Quite a few finance journalists, brokers and analysts should be hanging their collective heads in shame this morning. They have once again allowed QBE and its CEO, Frank O’Halloran, and chairman, John Cloney, to get away with blue murder in their attempts to seduce Insurance Australia Group into its arms.
Most have described the QBE statements purporting to make an offer to IAG as an offer.
It is nothing of the sort. And only The Australian‘s Bryan Frith has got it right from what I can see.
QBE hasn’t made any sort of offer: it is a non-binding indicative proposal to IAG’s chairman James Strong and board, not to shareholders.
QBE yesterday revised this upwards, and let the market know ahead of time by leaking suggestions of a revision through the business media in the morning papers. But there was no actual offer capable of being put to shareholders, just as in the two previous cases when it first revealed the proposal and then purported to extend it twice.
It’s all smoke and mirrors and because there’s no actual offer. What QBE says doesn’t matter. It can alter, vary, change or do what it likes to its proposal: it certainly can walk away when IAG says “no” officially and later today after a board meeting in New Zealand.
After all, you can’t declare as “final” a bid that hasn’t actually been made in terms of the Takeovers Code.
What QBE wants is to get IAG to say yes to the discussions, then to roll over and agree to whatever QBE then formalises into an actual legal offer. Journalists and brokers who don’t understand that hould go back and re-read the QBE releases and reflect on their omissions.

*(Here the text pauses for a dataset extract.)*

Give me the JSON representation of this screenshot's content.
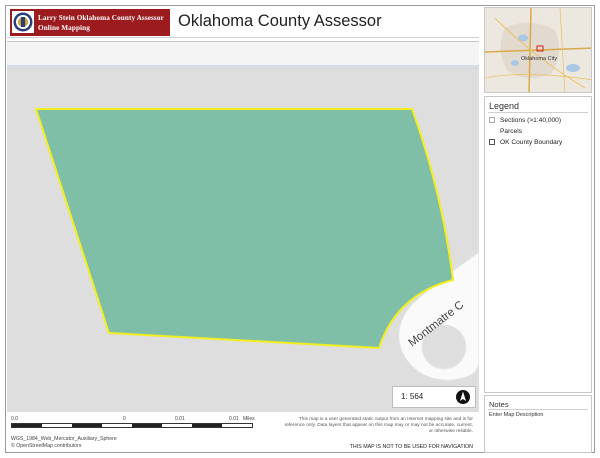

If, for example QBE changed the terms of the proposal in its first legal offer, as it could do presently, the same journalists would be bagging IAG board for rolling over.

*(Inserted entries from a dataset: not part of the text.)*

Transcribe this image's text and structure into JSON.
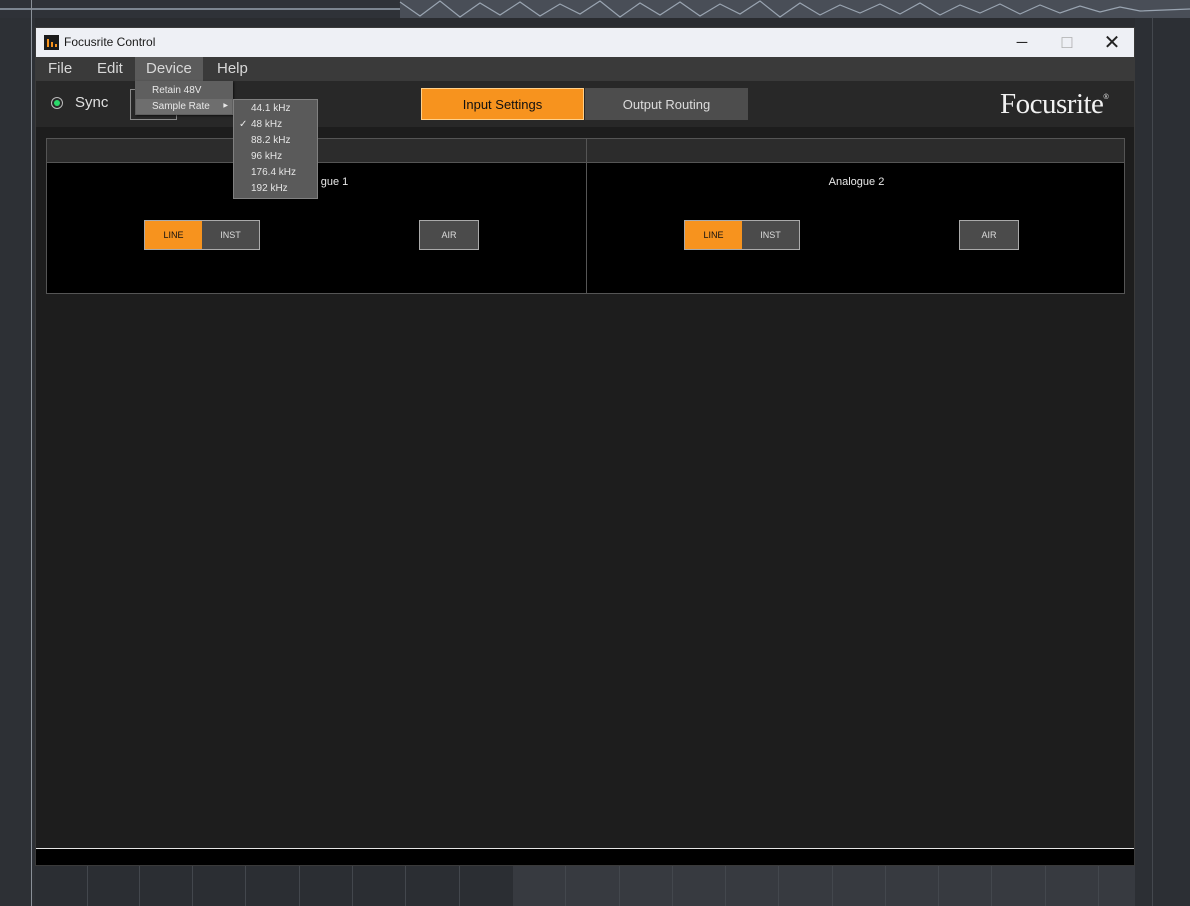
{
  "window": {
    "title": "Focusrite Control",
    "controls": {
      "minimize": "─",
      "maximize": "☐",
      "close": "✕"
    }
  },
  "menubar": {
    "items": [
      {
        "label": "File"
      },
      {
        "label": "Edit"
      },
      {
        "label": "Device",
        "active": true
      },
      {
        "label": "Help"
      }
    ]
  },
  "device_menu": {
    "items": [
      {
        "label": "Retain 48V"
      },
      {
        "label": "Sample Rate",
        "has_submenu": true
      }
    ]
  },
  "sample_rate_menu": {
    "items": [
      {
        "label": "44.1 kHz",
        "checked": false
      },
      {
        "label": "48 kHz",
        "checked": true
      },
      {
        "label": "88.2 kHz",
        "checked": false
      },
      {
        "label": "96 kHz",
        "checked": false
      },
      {
        "label": "176.4 kHz",
        "checked": false
      },
      {
        "label": "192 kHz",
        "checked": false
      }
    ],
    "check_glyph": "✓"
  },
  "toolbar": {
    "sync_label": "Sync",
    "sync_status_color": "#2bd96a",
    "tabs": [
      {
        "label": "Input Settings",
        "active": true
      },
      {
        "label": "Output Routing",
        "active": false
      }
    ],
    "logo_text": "Focusrite",
    "logo_mark": "®"
  },
  "channels": [
    {
      "name": "Analogue 1",
      "visible_name": "gue 1",
      "mode_buttons": [
        "LINE",
        "INST"
      ],
      "active_mode": "LINE",
      "air_label": "AIR"
    },
    {
      "name": "Analogue 2",
      "visible_name": "Analogue 2",
      "mode_buttons": [
        "LINE",
        "INST"
      ],
      "active_mode": "LINE",
      "air_label": "AIR"
    }
  ],
  "colors": {
    "accent": "#f7931e",
    "background": "#1d1d1d",
    "menubar": "#3a3a3a"
  }
}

The QBE proposal is opportunistic, just as the Westpac offer for St George is an attempt to grab an asset on the cheap, without an auction or any price pressure on the acquirer.
In a year’s time IAG will be doing better because the insurance cycle will be moving back towards an upswing. QBE knows what’s going on in the insurance market: it knows there are parts of its business that are having problems, just like IAG.
But the IAG board is well within its rights to demand that QBE show them the money in the form of an actual offer capable of being put to shareholders.